I'm not sure exactly what you are talking about--However--I used to do piping on factory ceilings--

We would snap out the layout on the floors and use a laser to transfer 'god marks' to ceilings.

That laser was a four way--left-right--straight ahead--and straight up. It was also self leveling.
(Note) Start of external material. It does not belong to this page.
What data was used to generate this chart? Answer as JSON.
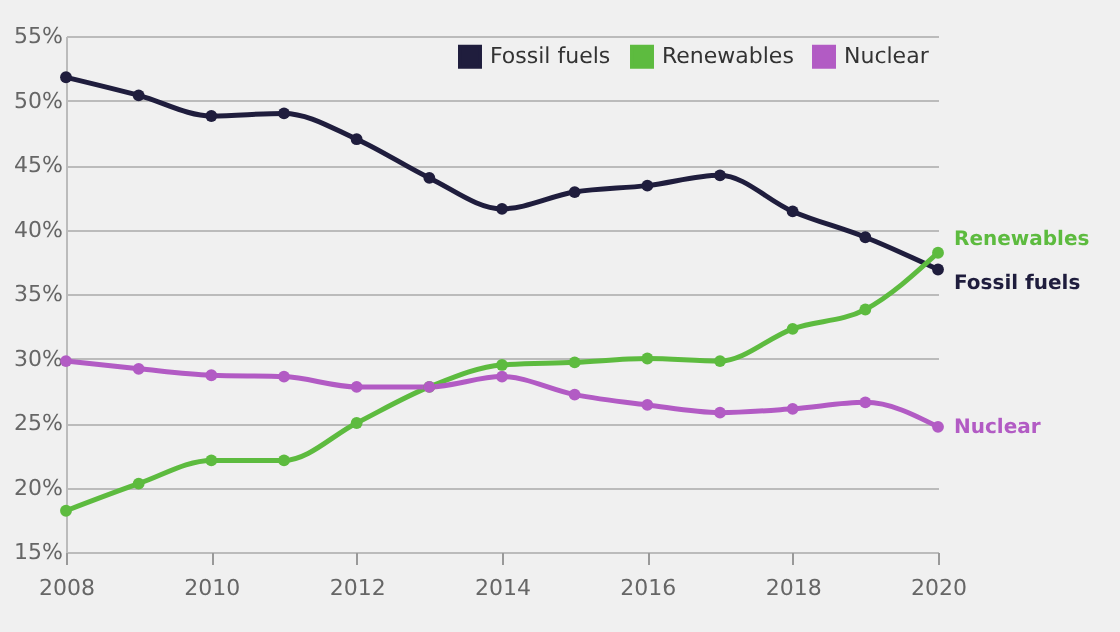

That type might be a possibility----I didn't own the laser and can not remember the brand.

---Mike---


----------



## jrepp44 (Jan 6, 2010)

Check out this forum thread, it might be helpful
http://forums.jlconline.com/forums/showthread.php?t=38391


----------



## PaliBob (Jun 11, 2008)

Miller, I have the CST/BERGER LASERMARK®, Laser Plumb Bob
Unfortunately this beautiful highly polished brass one beam laser is no longer in production.
The laser beam shoots up from the Plumb Bob which is held vertical by a self aligning pivot point on the brass stand whose circular base is open so that the bottom tip of the plumb bob can be centered over a reference point on the stair tread.
A similar model may still be available *example:* *eBAY*

CST/Berger has a newer 3 Beam Plumb Bob 
e.g. http://www.amazon.com/CST-LaserMark-58-MP3-Self-Leveling-3-Beam/dp/B0007M6BA4
.


----------



## Chevy85 (Jul 21, 2009)

I have used a porter cable robotoolz plumb bob laser for years now. Commercial and residential jobs, it has never failed me.


----------